Perkins is a writer, and astrology is a subject. She’s never claimed to be an astrologer, but she does have knowledge and insight, and her account may be one of the few inroads to astrology some people have. Still, she’s making memes, not asking for hundreds of dollars to read strangers’ birth charts. And Perkins doesn’t see anything wrong with finding the humor in astrology. After all, one of the benefits of its proliferation is that people can understand and enjoy her jokes about the dangers of water signs and what strain of marijuana Libras are, so much so that Perkins now has more than 440,000 followers.
It’s not just meme creators who benefit from more information about the movements of celestial bodies; countless astrologers who have large online followings today discovered their interest in astrology with the help of the internet. As Mecca Woods explains, “it used to be that to learn astrology you had to have someone who taught you, or you studied some books, but it was still a very small circle.” After exhausting the resources she could find online, she met an astrologer who became her mentor offline.

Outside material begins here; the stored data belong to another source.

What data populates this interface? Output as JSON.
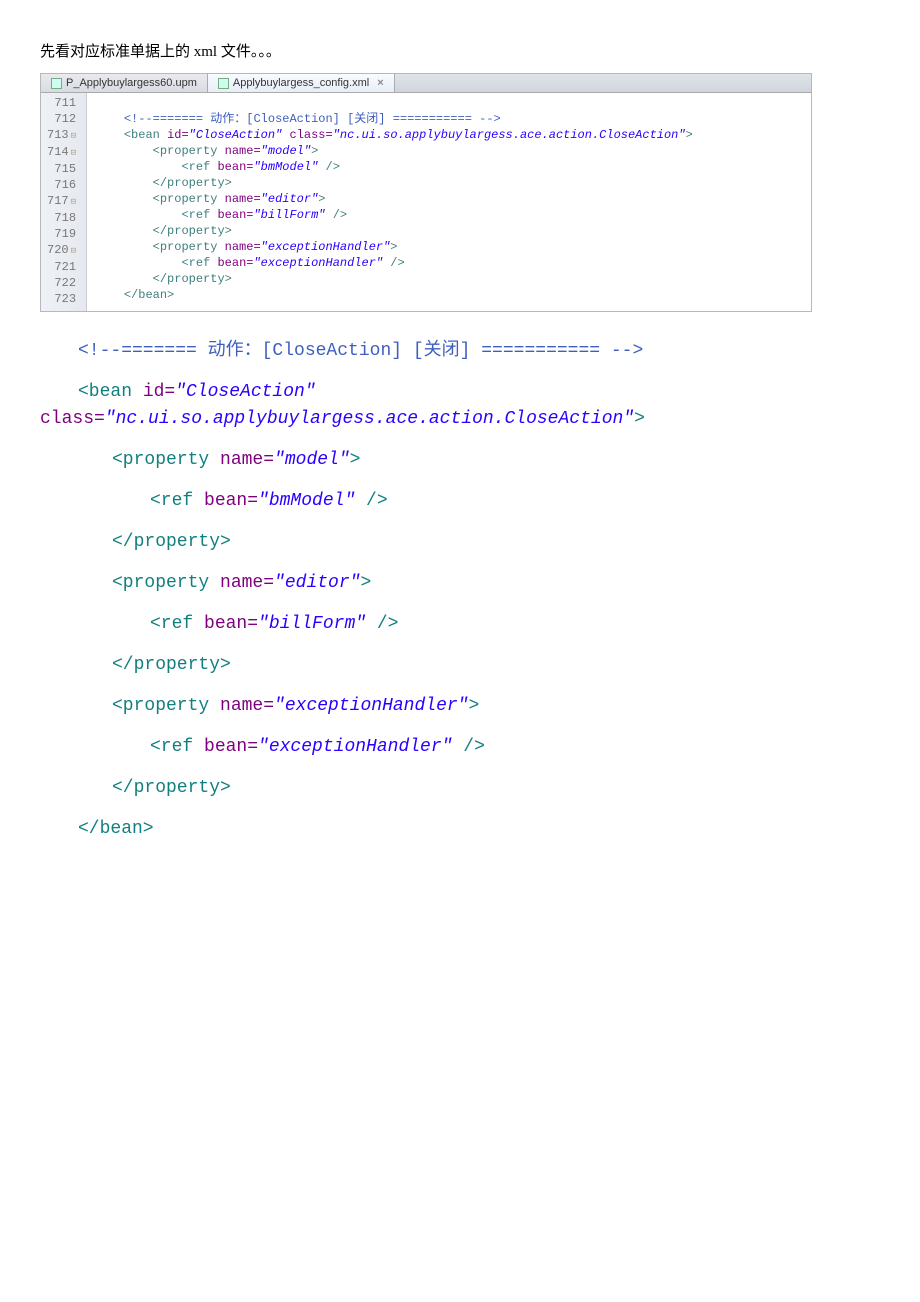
{
  "intro": "先看对应标准单据上的 xml 文件。。。",
  "tabs": {
    "inactive": "P_Applybuylargess60.upm",
    "active": "Applybuylargess_config.xml"
  },
  "gutter": [
    "711",
    "712",
    "713",
    "714",
    "715",
    "716",
    "717",
    "718",
    "719",
    "720",
    "721",
    "722",
    "723"
  ],
  "code": {
    "cmt_open": "<!--======= ",
    "cmt_label": "动作：[CloseAction] [关闭]",
    "cmt_close": " =========== -->",
    "bean_open_1": "<bean ",
    "id_attr": "id=",
    "id_val": "\"CloseAction\"",
    "class_attr": " class=",
    "class_val": "\"nc.ui.so.applybuylargess.ace.action.CloseAction\"",
    "close_gt": ">",
    "prop_open": "<property ",
    "name_attr": "name=",
    "model_val": "\"model\"",
    "editor_val": "\"editor\"",
    "exc_val": "\"exceptionHandler\"",
    "ref_open": "<ref ",
    "bean_attr": "bean=",
    "bm_val": "\"bmModel\"",
    "bill_val": "\"billForm\"",
    "exch_val": "\"exceptionHandler\"",
    "self_close": " />",
    "prop_close": "</property>",
    "bean_close": "</bean>"
  }
}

Even today, the majority of Woods’ clients find her through her Twitter account.
It’s obvious that the internet has increased the accessibility of information about basically everything, opening up infinite possibilities for what can be learned for free. And for many, that’s a net positive: Who can complain about everyone having a library’s worth of knowledge at their fingertips? But there is a legitimate tension underlying the concerns expressed by Miller and other astrologers: How does one reconcile the value of this increased accessibility with fears about cheapening what it means to be an “expert” in a nonacademic subject—especially when you are relying on that expertise to sell a service?
There are organizations that provide certifications to practicing astrologers, like the International Society of Astrological Research (ISAR) and the National Council for Geocosmic Research (NCGR), but going through the necessary processes to get certified by these organizations costs thousands of dollars and requires courses that are often not widely accessible. While organizations like ISAR and the NCGR can lend legitimacy to nontraditional belief systems or practices, they often fail to consider the origins of practices like astrology in marginalized communities, and the centuries-long history of this type of knowledge being passed down using informal methods.
Consider tarot and witchcraft, which have also been burgeoning online recently and have also historically been practiced by marginalized communities. How would one be deemed an “expert” in either of those practices, if expertise relies on a certification from larger organizations?
Perkins has seen firsthand how accessibility can turn casual consumers of memes into actual astrology lovers. “I do have that wider fan base of people who are just getting into it because they’re seeing the memes and think they’re funny. But those are also the people who slide into my DMs to ask, ‘Where can I find an entry-level book?'” she says.
Mercury isn’t in retrograde, so this is the point when everything comes together all nice and neat. Even if it’s true that the popularity of astrology online has led to a watering-down of its significance, it seems just as possible that its ubiquity will introduce the field to the next generation of astrologers—people willing and eager to do the kind of study and learning that Miller and others have done.
In fact, the internet could help to bring astrology into the future—and passing judgment on that kind of progress is such a Virgo move.